All diagnostic labs and imaging should be used in conjunction with your pre-test probability. Although many times a CT thorax or V/Q scan will confirm the diagnosis of a pulmonary embolism, false negatives do occur, and interpretation may be subject to the experience of the radiologist reading it. Therefore a negative CT or V/Q study in a patient with a high pre-test probability should result in further testing or potentially empiric treatment.


Those with confirmed PE or DVT on imaging should be treated with anticoagulation. Either unfractionated heparin or low-molecular weight heparins (e.g. enoxaparin) may be used in most cases. This may be started before imaging confirmation in patient with a high pre-test probability of the disease.

Contraindications to anticoagulation include patients with active bleeding (cerebral or GI) as well as patients with previous reaction to heparins. These patients may benefit from having a inferior vena cava (IVC) filter placed. Generally patients with PE should be admitted to the hospital for anticoagulation.
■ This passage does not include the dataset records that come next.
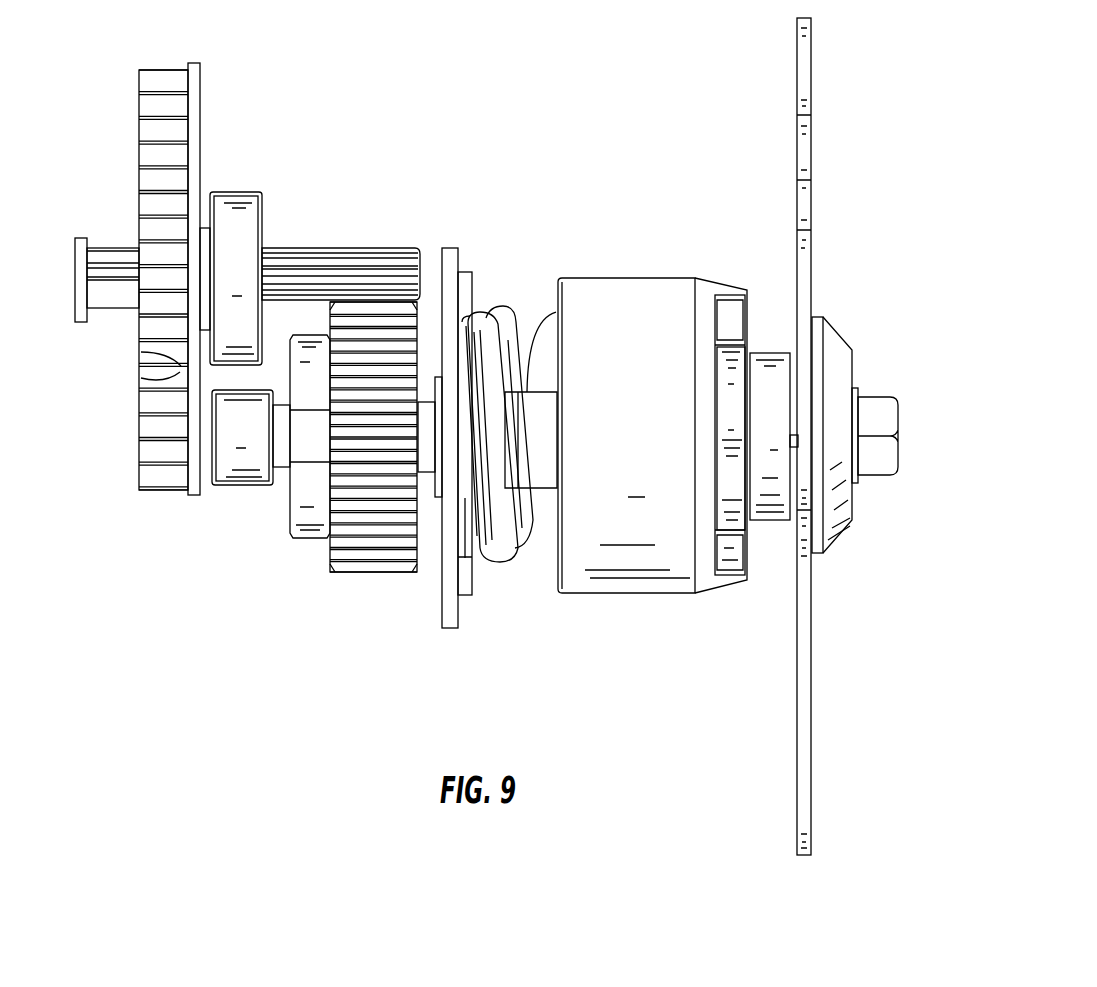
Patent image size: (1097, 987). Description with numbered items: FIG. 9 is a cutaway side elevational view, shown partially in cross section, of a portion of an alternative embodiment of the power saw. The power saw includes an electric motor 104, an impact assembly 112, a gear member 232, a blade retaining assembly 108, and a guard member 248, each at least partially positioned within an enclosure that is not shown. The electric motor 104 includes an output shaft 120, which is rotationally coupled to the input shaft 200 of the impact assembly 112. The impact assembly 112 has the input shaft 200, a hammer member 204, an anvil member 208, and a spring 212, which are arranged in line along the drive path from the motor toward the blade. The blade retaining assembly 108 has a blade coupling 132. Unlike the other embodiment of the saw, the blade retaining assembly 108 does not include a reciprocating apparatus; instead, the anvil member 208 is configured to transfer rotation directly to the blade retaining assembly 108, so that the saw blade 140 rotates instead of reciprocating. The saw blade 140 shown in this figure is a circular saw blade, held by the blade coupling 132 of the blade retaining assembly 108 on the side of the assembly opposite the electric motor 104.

The electric motor 104 is at (86, 207).
The output shaft 120 is at (302, 267).
The input shaft 200 is at (276, 478).
The gear member 232 is at (372, 540).
The guard member 248 is at (450, 270).
The spring 212 is at (503, 330).
The impact assembly 112 is at (576, 624).
The hammer member 204 is at (635, 323).
The anvil member 208 is at (732, 495).
The saw blade 140 is at (797, 694).
The blade retaining assembly 108 is at (847, 552).
The blade coupling 132 is at (840, 410).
Warfarin has a theoretical transient hypercoagulable effect so generally patients are placed on heparin until Coumadin reaches a therapeutic level (INR 2-3).

Thrombolytic therapy in the setting of PE is controversial and indicated in the setting of a massive PE with significant cardiopulmonary compromise or submassive PE with evidence of right heart strain (most commonly echocardiographic diagnosis.)Disposition


Generally patients with PE should be admitted to the hospital for anticoagulation. If the PE is large enough to case cardiopulmonary compromise (large A-a gradient, low BP or pulse ox), ICU admission should be considered.
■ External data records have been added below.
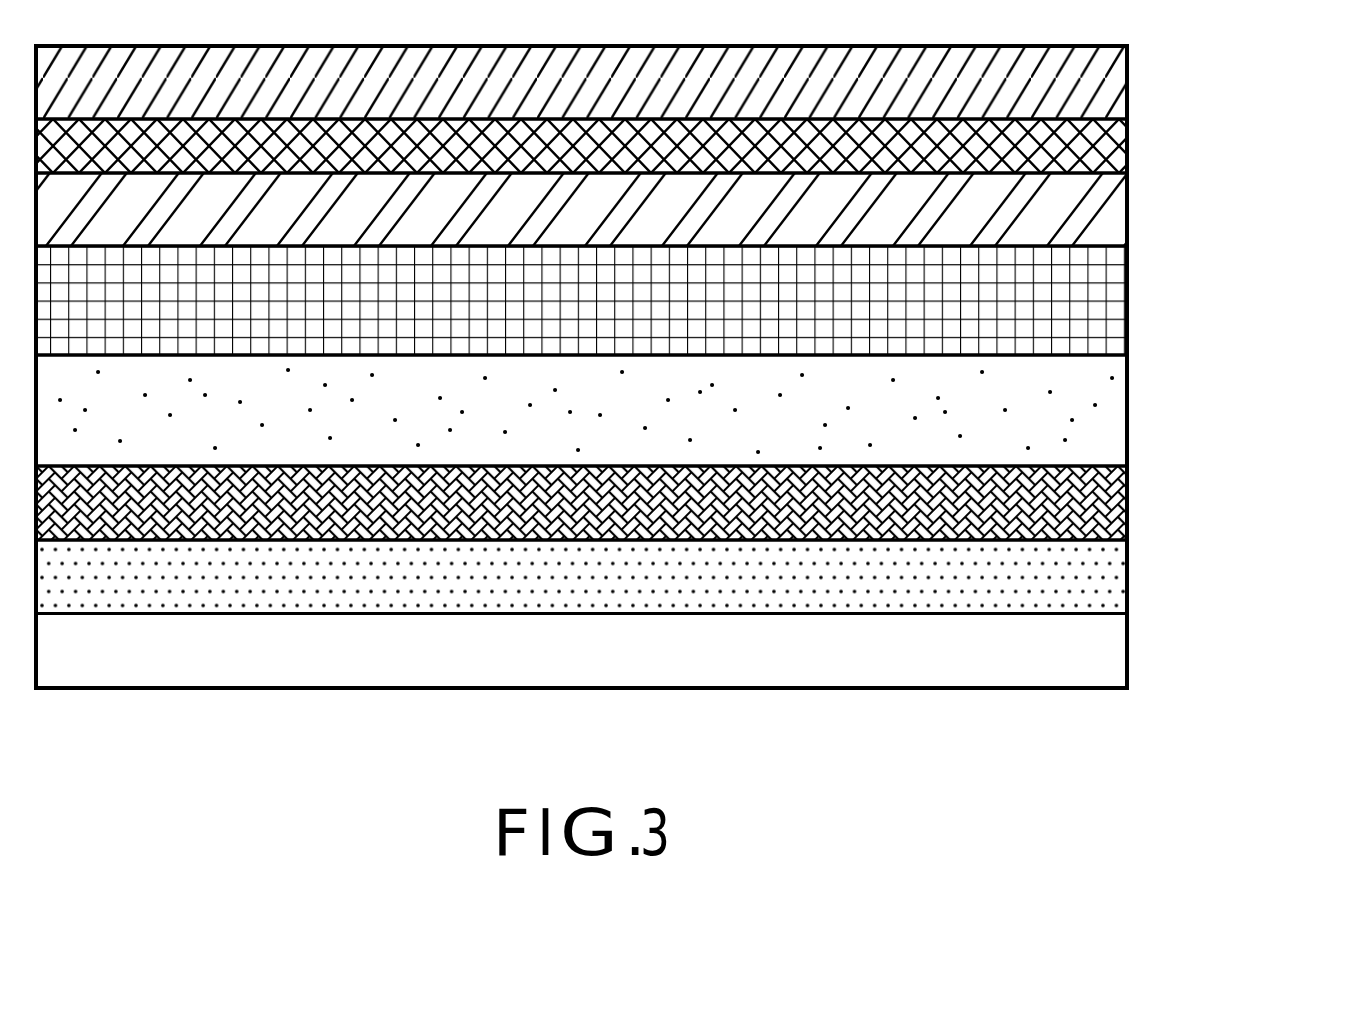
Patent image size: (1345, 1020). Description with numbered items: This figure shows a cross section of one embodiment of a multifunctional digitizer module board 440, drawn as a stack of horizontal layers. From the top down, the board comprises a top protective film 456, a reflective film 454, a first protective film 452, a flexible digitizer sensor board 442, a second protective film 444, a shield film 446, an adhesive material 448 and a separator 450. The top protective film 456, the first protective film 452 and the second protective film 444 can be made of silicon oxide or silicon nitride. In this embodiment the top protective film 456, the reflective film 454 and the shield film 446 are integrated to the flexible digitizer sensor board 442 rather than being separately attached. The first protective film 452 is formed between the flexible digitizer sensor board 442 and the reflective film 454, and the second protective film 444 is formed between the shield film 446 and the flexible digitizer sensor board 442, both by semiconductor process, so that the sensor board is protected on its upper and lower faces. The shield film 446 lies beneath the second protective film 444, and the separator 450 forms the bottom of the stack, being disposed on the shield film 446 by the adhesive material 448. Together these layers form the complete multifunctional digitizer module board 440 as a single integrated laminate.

The multifunctional digitizer module board 440 is at (1333, 780).
The top protective film 456 is at (1097, 83).
The reflective film 454 is at (1097, 146).
The first protective film 452 is at (1097, 209).
The flexible digitizer sensor board 442 is at (1097, 302).
The second protective film 444 is at (1095, 414).
The shield film 446 is at (1097, 506).
The adhesive material 448 is at (1097, 579).
The separator 450 is at (1097, 654).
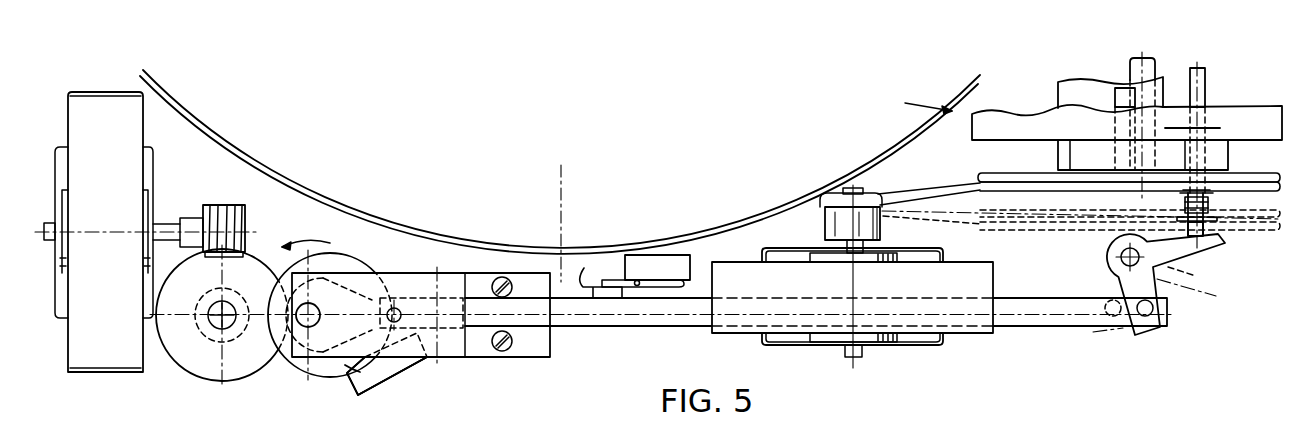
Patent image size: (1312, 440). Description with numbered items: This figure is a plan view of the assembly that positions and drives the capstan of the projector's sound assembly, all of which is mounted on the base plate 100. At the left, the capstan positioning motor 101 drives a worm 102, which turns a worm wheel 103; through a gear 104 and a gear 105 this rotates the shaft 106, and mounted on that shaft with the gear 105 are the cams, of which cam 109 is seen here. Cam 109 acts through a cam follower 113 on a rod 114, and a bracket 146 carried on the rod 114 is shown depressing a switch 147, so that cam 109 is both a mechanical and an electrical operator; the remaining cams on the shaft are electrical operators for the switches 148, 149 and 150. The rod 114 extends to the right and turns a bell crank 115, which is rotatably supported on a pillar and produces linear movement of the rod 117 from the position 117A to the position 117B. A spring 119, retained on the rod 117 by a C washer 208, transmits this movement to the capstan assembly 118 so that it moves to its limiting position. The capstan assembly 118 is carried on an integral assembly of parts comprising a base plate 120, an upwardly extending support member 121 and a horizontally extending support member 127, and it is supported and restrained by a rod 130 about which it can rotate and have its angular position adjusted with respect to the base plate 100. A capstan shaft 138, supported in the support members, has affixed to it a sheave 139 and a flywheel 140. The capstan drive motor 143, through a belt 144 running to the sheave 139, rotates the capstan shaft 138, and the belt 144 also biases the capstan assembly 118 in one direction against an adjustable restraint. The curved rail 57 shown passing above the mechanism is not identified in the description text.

Patients with an isolated DVT without PE sometimes can be set up to receive anticoagulation at home (subcutaneous enoxaparin) with oral anticoagulation (warfarin). This requires teaching and proper coordination with social services and primary care physicians.

Pearls and Pitfalls

  • PE & DVT should be considered as they are common diagnoses with potential fatal outcomes
  • Clinical decision rules such as PERC and WellÕs Criteria help determine pretest probability and guide further workup.
  • The D-dimer is a useful diagnostic test in patients with a low pre-test probability of the disease
  • Neither the CT or V/Q scan are 100% sensitive or specific, so patients with a high clinical pre-test probability may be treated or admitted for further diagnostic workup.